The Plaintiff objected to the Order citing very broad privacy rights under Florida’s Constitution. After a hearing, the trial Court granted the Defendant’s motion to inspect and that Order was appealed. The appellate decision, which was issued on October 13, 2014 upheld the trial Court’s ruling. While recognizing the Constitutional privacy rights, The Antico Court found that those privacy rights to not completely foreclose the prospect of discovery of data stored on electronic devices. Rather, so long as the requested data is reasonably calculated to lead to the discovery of admissible evidence, limited and strictly controlled inspections of information stored on electronic devices may be permitted.

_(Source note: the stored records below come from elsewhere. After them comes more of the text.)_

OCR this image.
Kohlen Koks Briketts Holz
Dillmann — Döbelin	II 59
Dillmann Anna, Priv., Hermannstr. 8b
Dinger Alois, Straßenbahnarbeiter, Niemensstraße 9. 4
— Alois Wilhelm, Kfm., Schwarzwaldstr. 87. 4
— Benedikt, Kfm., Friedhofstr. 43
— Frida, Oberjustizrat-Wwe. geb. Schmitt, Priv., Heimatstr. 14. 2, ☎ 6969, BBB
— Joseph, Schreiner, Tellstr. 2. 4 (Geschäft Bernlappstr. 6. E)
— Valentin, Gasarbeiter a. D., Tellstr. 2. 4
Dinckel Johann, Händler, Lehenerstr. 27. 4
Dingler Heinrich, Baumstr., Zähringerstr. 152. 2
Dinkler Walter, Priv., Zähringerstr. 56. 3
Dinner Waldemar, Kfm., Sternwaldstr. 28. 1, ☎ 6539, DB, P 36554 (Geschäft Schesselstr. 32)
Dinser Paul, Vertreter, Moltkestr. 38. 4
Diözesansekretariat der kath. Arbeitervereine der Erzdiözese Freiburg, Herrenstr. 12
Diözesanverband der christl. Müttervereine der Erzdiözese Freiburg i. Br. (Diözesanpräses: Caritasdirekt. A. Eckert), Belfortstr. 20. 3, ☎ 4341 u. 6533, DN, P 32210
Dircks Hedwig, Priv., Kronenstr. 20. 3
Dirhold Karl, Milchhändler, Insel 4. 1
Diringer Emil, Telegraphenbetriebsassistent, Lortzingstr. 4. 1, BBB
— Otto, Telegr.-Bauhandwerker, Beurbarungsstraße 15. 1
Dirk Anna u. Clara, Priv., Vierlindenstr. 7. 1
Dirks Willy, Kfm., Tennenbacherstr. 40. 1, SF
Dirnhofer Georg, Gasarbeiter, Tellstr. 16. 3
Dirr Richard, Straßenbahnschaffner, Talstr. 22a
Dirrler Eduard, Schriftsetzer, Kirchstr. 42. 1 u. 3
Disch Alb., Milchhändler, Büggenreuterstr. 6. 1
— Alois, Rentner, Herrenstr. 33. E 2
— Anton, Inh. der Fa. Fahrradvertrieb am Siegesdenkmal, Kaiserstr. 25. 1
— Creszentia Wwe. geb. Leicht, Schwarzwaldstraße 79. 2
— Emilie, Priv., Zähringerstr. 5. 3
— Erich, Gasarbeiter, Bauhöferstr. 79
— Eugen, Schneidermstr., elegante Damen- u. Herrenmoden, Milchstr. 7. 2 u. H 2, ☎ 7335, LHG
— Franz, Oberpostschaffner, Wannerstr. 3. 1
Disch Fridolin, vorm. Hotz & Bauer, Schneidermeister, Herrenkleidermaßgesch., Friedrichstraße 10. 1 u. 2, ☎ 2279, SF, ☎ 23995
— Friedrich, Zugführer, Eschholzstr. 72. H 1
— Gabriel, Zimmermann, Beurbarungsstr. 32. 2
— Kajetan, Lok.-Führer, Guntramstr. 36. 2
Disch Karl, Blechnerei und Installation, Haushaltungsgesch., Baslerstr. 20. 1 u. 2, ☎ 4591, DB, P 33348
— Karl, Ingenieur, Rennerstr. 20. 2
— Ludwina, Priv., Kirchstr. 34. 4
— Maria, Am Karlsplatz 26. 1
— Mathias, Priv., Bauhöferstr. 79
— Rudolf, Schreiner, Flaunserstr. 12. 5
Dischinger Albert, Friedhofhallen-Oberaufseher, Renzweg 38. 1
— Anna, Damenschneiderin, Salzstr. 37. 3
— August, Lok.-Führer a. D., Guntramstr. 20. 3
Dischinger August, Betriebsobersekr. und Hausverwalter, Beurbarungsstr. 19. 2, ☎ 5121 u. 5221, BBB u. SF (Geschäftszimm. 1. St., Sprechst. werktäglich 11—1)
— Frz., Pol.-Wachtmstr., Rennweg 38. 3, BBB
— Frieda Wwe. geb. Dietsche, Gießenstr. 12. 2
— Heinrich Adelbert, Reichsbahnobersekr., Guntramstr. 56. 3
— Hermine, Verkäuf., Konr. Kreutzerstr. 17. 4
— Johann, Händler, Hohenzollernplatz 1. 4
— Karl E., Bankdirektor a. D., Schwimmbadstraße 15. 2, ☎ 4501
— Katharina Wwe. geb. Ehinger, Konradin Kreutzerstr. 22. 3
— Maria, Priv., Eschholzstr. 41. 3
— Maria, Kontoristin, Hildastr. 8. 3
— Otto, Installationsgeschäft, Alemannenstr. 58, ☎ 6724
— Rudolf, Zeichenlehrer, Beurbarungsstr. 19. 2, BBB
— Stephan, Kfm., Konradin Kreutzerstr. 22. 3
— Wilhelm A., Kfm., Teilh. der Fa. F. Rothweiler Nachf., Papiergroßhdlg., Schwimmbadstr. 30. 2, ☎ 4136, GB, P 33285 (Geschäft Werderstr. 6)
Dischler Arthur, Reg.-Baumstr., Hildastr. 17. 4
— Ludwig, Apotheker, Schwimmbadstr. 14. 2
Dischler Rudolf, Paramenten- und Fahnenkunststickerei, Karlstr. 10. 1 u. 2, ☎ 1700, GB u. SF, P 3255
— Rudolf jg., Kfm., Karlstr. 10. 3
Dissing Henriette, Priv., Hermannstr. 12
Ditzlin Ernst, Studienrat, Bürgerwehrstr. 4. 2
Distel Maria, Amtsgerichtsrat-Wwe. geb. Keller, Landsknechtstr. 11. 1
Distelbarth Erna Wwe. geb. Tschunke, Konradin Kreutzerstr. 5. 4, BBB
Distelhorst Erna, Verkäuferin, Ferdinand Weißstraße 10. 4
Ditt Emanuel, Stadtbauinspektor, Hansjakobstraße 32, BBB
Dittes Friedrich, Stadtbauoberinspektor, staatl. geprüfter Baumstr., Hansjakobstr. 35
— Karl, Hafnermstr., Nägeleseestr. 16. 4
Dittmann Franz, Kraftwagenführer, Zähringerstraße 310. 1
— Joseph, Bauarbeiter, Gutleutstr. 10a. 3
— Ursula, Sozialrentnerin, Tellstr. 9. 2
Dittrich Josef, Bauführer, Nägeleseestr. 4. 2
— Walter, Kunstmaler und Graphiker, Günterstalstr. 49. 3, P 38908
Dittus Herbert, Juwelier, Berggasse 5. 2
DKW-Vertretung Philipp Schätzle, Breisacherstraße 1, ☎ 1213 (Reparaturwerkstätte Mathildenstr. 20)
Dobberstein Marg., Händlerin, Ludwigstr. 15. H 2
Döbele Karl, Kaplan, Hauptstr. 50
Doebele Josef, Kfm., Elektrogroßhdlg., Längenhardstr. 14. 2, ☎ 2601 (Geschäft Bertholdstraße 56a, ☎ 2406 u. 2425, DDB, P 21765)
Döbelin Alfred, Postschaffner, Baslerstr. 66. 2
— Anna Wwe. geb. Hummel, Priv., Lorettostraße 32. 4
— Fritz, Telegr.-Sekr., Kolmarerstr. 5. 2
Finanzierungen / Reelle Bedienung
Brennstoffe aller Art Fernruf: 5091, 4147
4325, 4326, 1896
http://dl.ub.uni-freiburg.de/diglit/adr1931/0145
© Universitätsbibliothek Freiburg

Because the trial court’s order provided very strict procedures as to how the inspection would occur, including a requirement that software be installed to ensure no alteration of the phone’s hard drive, the Antico Court found the inspection to be appropriate. However, the Court pointed out that the context of the request for inspection was extremely important to its decision to allow the inspection. Specifically, the trial court did not allow the inspection simply because the Defendant’s alleged the decedent was on her phone, or because she happened to possess a cell phone in her car. Rather, the motion for inspection was supported by specific evidence showing the decedent was texting just before the accident. In addition, two witnesses suggested she may have been on her phone at the time of the crash and troopers responding to the accident supported the conclusion that the decedent was using her phone at the time of the collision.
By emphasizing the importance of context, the Antico Court suggests that “fishing expeditions” requesting inspection of smart devices in all contested liability cases will not be allowed. Rather, the requesting party will likely be required to show some credible evidence that the device played a role in the crash as a prerequisite to gaining access to the device. Unfortunately, that type of supporting evidence is difficult to obtain prior to a lawsuit being filed. As a result, if there is a reason to believe that smart phone usage may have contributed to a crash, attorneys should consider including a request that all data on smart phone devices be preserved as part of their initial contact with the opposing side’s insurance carrier. That way, if discovery later unveils sufficient evidence to warrant an inspection, that evidence will still be available to inspect or the opposing party could face an adverse inference for spoliation of evidence.